Fishtech Group plans to make Haystax a wholly owned subsidiary and invest heavily in taking the new venture to market in the commercial enterprise space, particularly heavily regulated industries such as finance and health care. It’s also planning to enhance Haystax’s presence in federal, state and local government markets beyond its roots in homeland security and public safety.

Haystax’s security analytics platform has been used by the U.S. Department of Defense to help track terrorists. The National Football League used the platform to monitor suspicious activity and prevent cyber and physical threats at the Super Bowl. And the state of California used the technology to crunch data from earthquake sensors to predict when earthquakes might occur.

Fishtech CEO Gary Fish said the Haystax mission fits well with his company’s push to use big data, sophisticated analytics, artificial intelligence and machine learning to disrupt the security integration market, where the big vendors are focused on-premises and in networks with well-defined perimeters. In an age of cloud computing and thousands of mobile endpoints, there’s no longer really a perimeter for an organization’s data, but there are reams of insights in that data to enhance an overall security posture.

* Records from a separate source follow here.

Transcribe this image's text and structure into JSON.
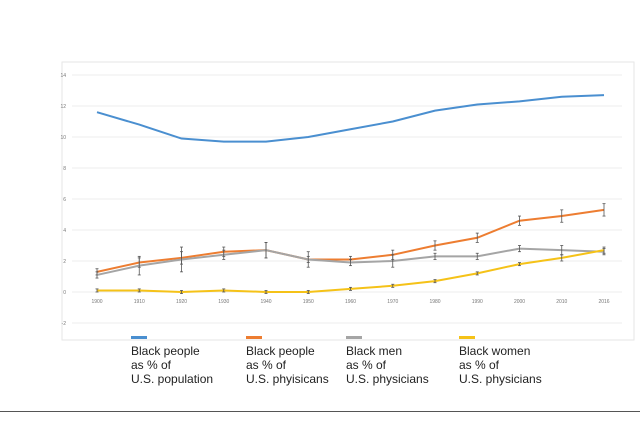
{
  "chart_data": {
    "type": "line",
    "title": "",
    "xlabel": "",
    "ylabel": "",
    "categories": [
      "1900",
      "1910",
      "1920",
      "1930",
      "1940",
      "1950",
      "1960",
      "1970",
      "1980",
      "1990",
      "2000",
      "2010",
      "2016"
    ],
    "yticks": [
      "14",
      "12",
      "10",
      "8",
      "6",
      "4",
      "2",
      "0",
      "-2"
    ],
    "ylim": [
      -2,
      14
    ],
    "grid": true,
    "legend_position": "bottom",
    "series": [
      {
        "name": "Black people as % of U.S. population",
        "color": "#4a8fd0",
        "values": [
          11.6,
          10.8,
          9.9,
          9.7,
          9.7,
          10.0,
          10.5,
          11.0,
          11.7,
          12.1,
          12.3,
          12.6,
          12.7
        ]
      },
      {
        "name": "Black people as % of U.S. phyisicans",
        "color": "#ed7d31",
        "values": [
          1.3,
          1.9,
          2.2,
          2.6,
          2.7,
          2.1,
          2.1,
          2.4,
          3.0,
          3.5,
          4.6,
          4.9,
          5.3
        ],
        "error": [
          0.2,
          0.3,
          0.4,
          0.3,
          0.5,
          0.2,
          0.2,
          0.3,
          0.3,
          0.3,
          0.3,
          0.4,
          0.4
        ]
      },
      {
        "name": "Black men as % of U.S. physicians",
        "color": "#a5a5a5",
        "values": [
          1.1,
          1.7,
          2.1,
          2.4,
          2.7,
          2.1,
          1.9,
          2.0,
          2.3,
          2.3,
          2.8,
          2.7,
          2.6
        ],
        "error": [
          0.2,
          0.6,
          0.8,
          0.3,
          0.5,
          0.5,
          0.2,
          0.4,
          0.2,
          0.2,
          0.2,
          0.3,
          0.2
        ]
      },
      {
        "name": "Black women as % of U.S. physicians",
        "color": "#f5c218",
        "values": [
          0.1,
          0.1,
          0.0,
          0.1,
          0.0,
          0.0,
          0.2,
          0.4,
          0.7,
          1.2,
          1.8,
          2.2,
          2.7
        ],
        "error": [
          0.1,
          0.1,
          0.1,
          0.1,
          0.1,
          0.1,
          0.1,
          0.1,
          0.1,
          0.1,
          0.1,
          0.2,
          0.2
        ]
      }
    ]
  },
  "legend": [
    {
      "lines": [
        "Black people",
        "as % of",
        "U.S. population"
      ]
    },
    {
      "lines": [
        "Black people",
        "as % of",
        "U.S. phyisicans"
      ]
    },
    {
      "lines": [
        "Black men",
        "as % of",
        "U.S. physicians"
      ]
    },
    {
      "lines": [
        "Black women",
        "as % of",
        "U.S. physicians"
      ]
    }
  ]
}
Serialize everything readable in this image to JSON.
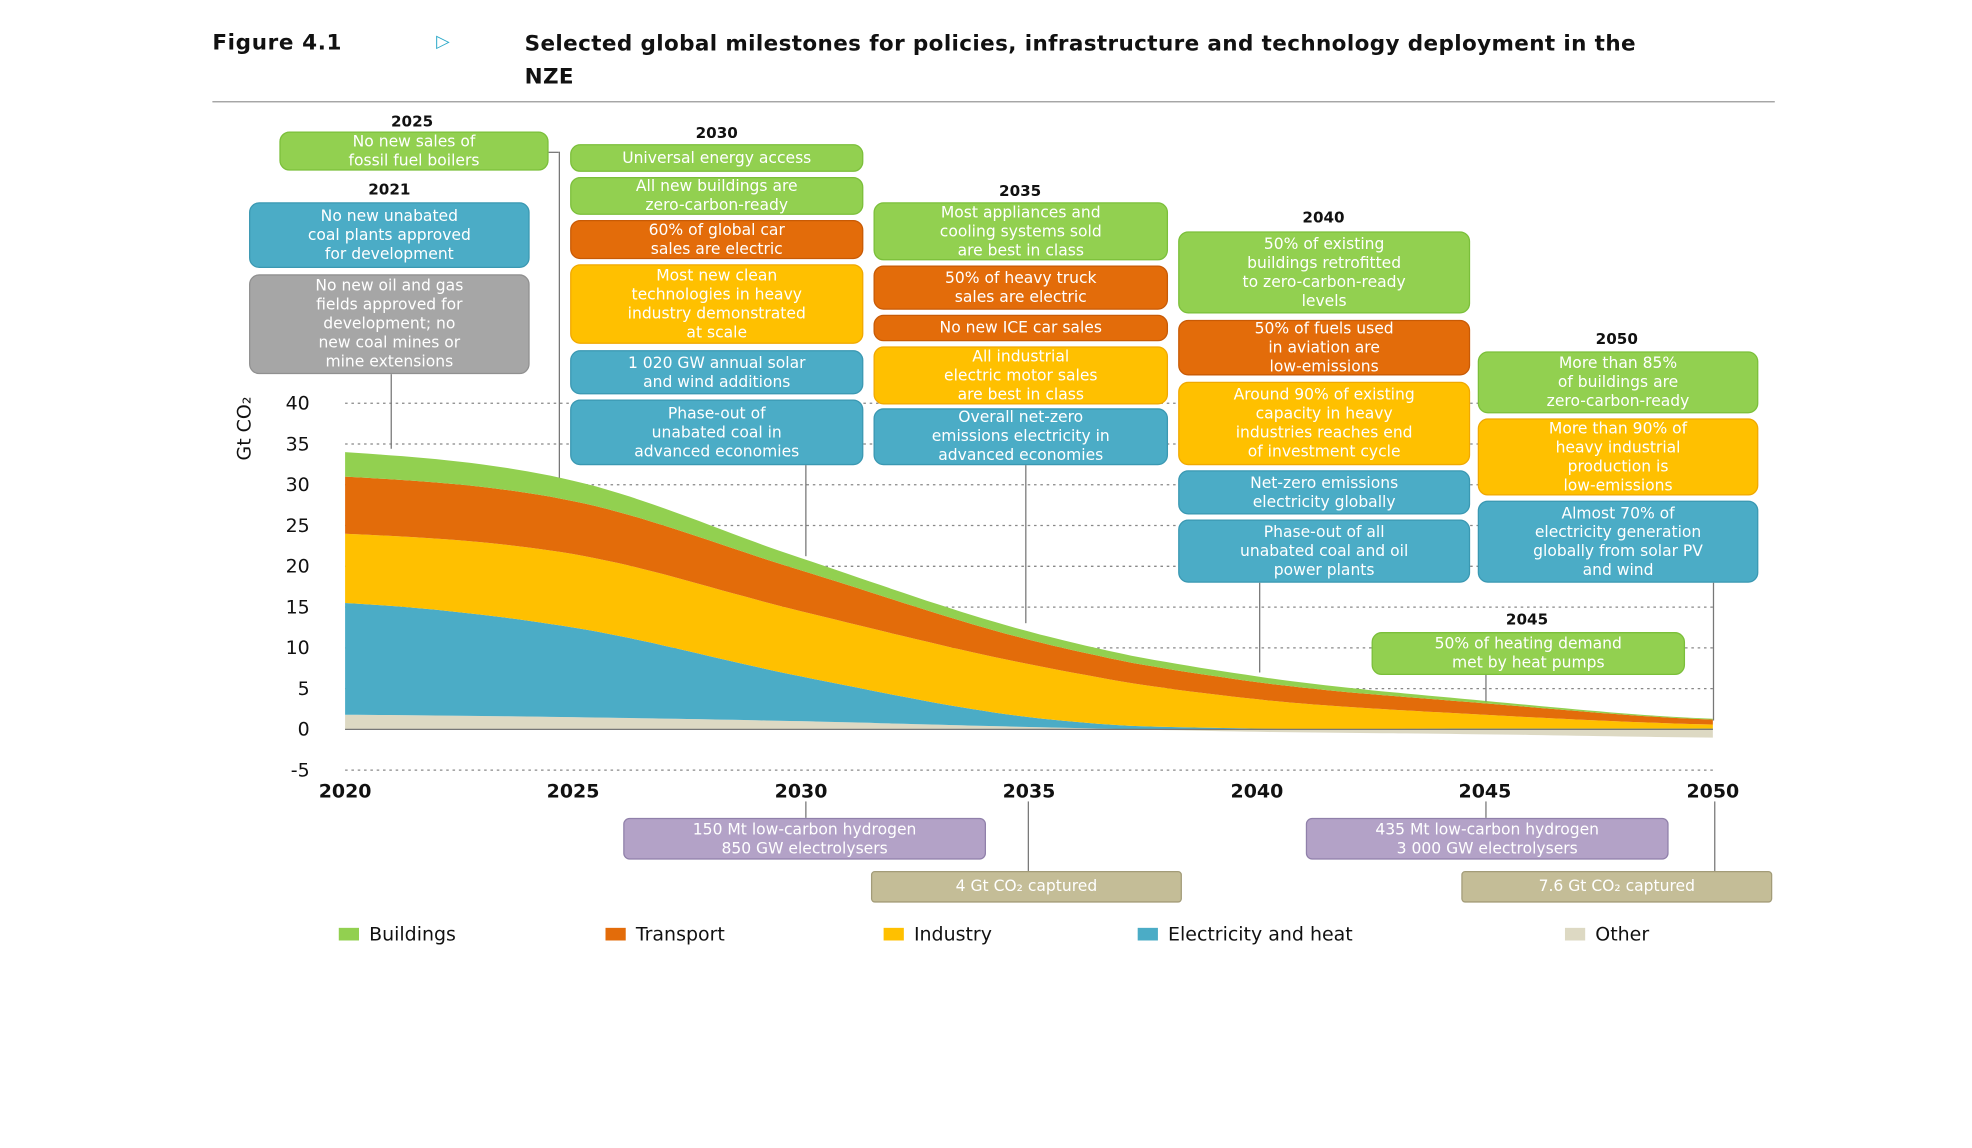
{
  "figure": {
    "number": "Figure 4.1",
    "arrow_icon": "triangle-right-icon",
    "title": "Selected global milestones for policies, infrastructure and technology deployment in the NZE"
  },
  "colors": {
    "buildings": "#92d050",
    "transport": "#e36c0a",
    "industry": "#ffc000",
    "electricity": "#4bacc6",
    "other": "#ddd9c3",
    "policy_gray": "#a6a6a6",
    "hydrogen": "#b3a2c7",
    "capture": "#c4bd97"
  },
  "milestones": {
    "y2021": {
      "year": "2021",
      "items": [
        {
          "text": "No new unabated\ncoal plants approved\nfor development",
          "color": "electricity"
        },
        {
          "text": "No new oil and gas\nfields approved for\ndevelopment; no\nnew coal mines or\nmine extensions",
          "color": "policy_gray"
        }
      ]
    },
    "y2025": {
      "year": "2025",
      "items": [
        {
          "text": "No new sales of\nfossil fuel boilers",
          "color": "buildings"
        }
      ]
    },
    "y2030": {
      "year": "2030",
      "items": [
        {
          "text": "Universal energy access",
          "color": "buildings"
        },
        {
          "text": "All new buildings are\nzero-carbon-ready",
          "color": "buildings"
        },
        {
          "text": "60% of global car\nsales are electric",
          "color": "transport"
        },
        {
          "text": "Most new clean\ntechnologies in heavy\nindustry demonstrated\nat scale",
          "color": "industry"
        },
        {
          "text": "1 020 GW annual solar\nand wind additions",
          "color": "electricity"
        },
        {
          "text": "Phase-out of\nunabated coal in\nadvanced economies",
          "color": "electricity"
        }
      ]
    },
    "y2035": {
      "year": "2035",
      "items": [
        {
          "text": "Most appliances and\ncooling systems sold\nare best in class",
          "color": "buildings"
        },
        {
          "text": "50% of heavy truck\nsales are electric",
          "color": "transport"
        },
        {
          "text": "No new ICE car sales",
          "color": "transport"
        },
        {
          "text": "All industrial\nelectric motor sales\nare best in class",
          "color": "industry"
        },
        {
          "text": "Overall net-zero\nemissions electricity in\nadvanced economies",
          "color": "electricity"
        }
      ]
    },
    "y2040": {
      "year": "2040",
      "items": [
        {
          "text": "50% of existing\nbuildings retrofitted\nto zero-carbon-ready\nlevels",
          "color": "buildings"
        },
        {
          "text": "50% of fuels used\nin aviation are\nlow-emissions",
          "color": "transport"
        },
        {
          "text": "Around 90% of existing\ncapacity in heavy\nindustries reaches end\nof investment cycle",
          "color": "industry"
        },
        {
          "text": "Net-zero emissions\nelectricity globally",
          "color": "electricity"
        },
        {
          "text": "Phase-out of all\nunabated coal and oil\npower plants",
          "color": "electricity"
        }
      ]
    },
    "y2045": {
      "year": "2045",
      "items": [
        {
          "text": "50% of heating demand\nmet by heat pumps",
          "color": "buildings"
        }
      ]
    },
    "y2050": {
      "year": "2050",
      "items": [
        {
          "text": "More than 85%\nof buildings are\nzero-carbon-ready",
          "color": "buildings"
        },
        {
          "text": "More than 90% of\nheavy industrial\nproduction is\nlow-emissions",
          "color": "industry"
        },
        {
          "text": "Almost 70% of\nelectricity generation\nglobally from solar PV\nand wind",
          "color": "electricity"
        }
      ]
    },
    "below": [
      {
        "text": "150 Mt low-carbon hydrogen\n850 GW electrolysers",
        "year": "2030"
      },
      {
        "text": "435 Mt low-carbon hydrogen\n3 000 GW electrolysers",
        "year": "2045"
      },
      {
        "text": "4 Gt CO₂ captured",
        "year": "2035"
      },
      {
        "text": "7.6 Gt CO₂ captured",
        "year": "2050"
      }
    ]
  },
  "chart_data": {
    "type": "area",
    "stacked": true,
    "ylabel": "Gt CO₂",
    "ylim": [
      -5,
      40
    ],
    "yticks": [
      "-5",
      "0",
      "5",
      "10",
      "15",
      "20",
      "25",
      "30",
      "35",
      "40"
    ],
    "xlim": [
      2020,
      2050
    ],
    "xticks": [
      "2020",
      "2025",
      "2030",
      "2035",
      "2040",
      "2045",
      "2050"
    ],
    "grid": "horizontal dotted",
    "legend_placement": "bottom",
    "x": [
      2020,
      2025,
      2030,
      2035,
      2040,
      2045,
      2050
    ],
    "series": [
      {
        "name": "Other",
        "key": "other",
        "values": [
          1.8,
          1.5,
          1.0,
          0.3,
          -0.3,
          -0.6,
          -1.0
        ]
      },
      {
        "name": "Electricity and heat",
        "key": "electricity",
        "values": [
          13.7,
          11.0,
          5.5,
          1.2,
          0.1,
          0.1,
          0.1
        ]
      },
      {
        "name": "Industry",
        "key": "industry",
        "values": [
          8.5,
          9.0,
          8.0,
          6.5,
          3.6,
          1.7,
          0.5
        ]
      },
      {
        "name": "Transport",
        "key": "transport",
        "values": [
          7.0,
          6.5,
          5.0,
          3.0,
          2.1,
          1.4,
          0.6
        ]
      },
      {
        "name": "Buildings",
        "key": "buildings",
        "values": [
          3.0,
          2.5,
          1.5,
          1.0,
          0.7,
          0.3,
          0.1
        ]
      }
    ]
  },
  "legend": [
    {
      "label": "Buildings",
      "key": "buildings"
    },
    {
      "label": "Transport",
      "key": "transport"
    },
    {
      "label": "Industry",
      "key": "industry"
    },
    {
      "label": "Electricity and heat",
      "key": "electricity"
    },
    {
      "label": "Other",
      "key": "other"
    }
  ]
}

“People spend a lot of time and money securing their data but they’re not using their data to drive security. If you look in the data you can find what’s causing your security issues potentially,” Fish told me Wednesday. “Haystax brings in large amounts of log data and system data and personnel data and by letting algorithms, the machine learning, the artificial intelligence, by letting the machines sift through this they can see much more than a human could possibly find in the data.”

The two companies know each other well. Fishtech invested $4 million in Haystax in December 2016. When it came time to consider additional investment, Fish decided the better course was to acquire the company, which has about $10 million in annual revenue. He wouldn’t disclose the transaction’s terms but said he expects Haystax to grow 30 percent to 40 percent annually and continue to add to its 50-employee headcount.

Fish will be CEO of Haystax while Pete Shah, the former chief revenue officer, will become COO.

Haystax was launched in 2013 when private equity firm Edgewater Funds acquired two Northern Virginia companies, Digital Sandbox Inc. and FlexPoint Technology LLC, and set out creating a cyber platform for defense, intelligence agency and commercial clients. Edgewater had linked up the year before with Bill Van Vleet, a cyber exec with ties both here and in California, to build a next-generation intelligence company. Van Vleet was previously CEO of Applied Signal Technology Inc., which he sold to Raytheon for approximately $500 million.

Fish said Edgewater will stay on as a minority owner.

Last month, two local cyber startups unveiled Series B venture funding rounds of $20 million or more on successive days, underscoring the market opportunity at a time of increasingly complex threats by well-organized nefarious actors, often state-backed. Upstarts maintain the established players can’t address cyber threats well or don’t measure up to what customers want — but it’s also, critics say, ushered in a lot of the noise in the market courtesy of companies that are long on marketing but short on technology that does what it says it does.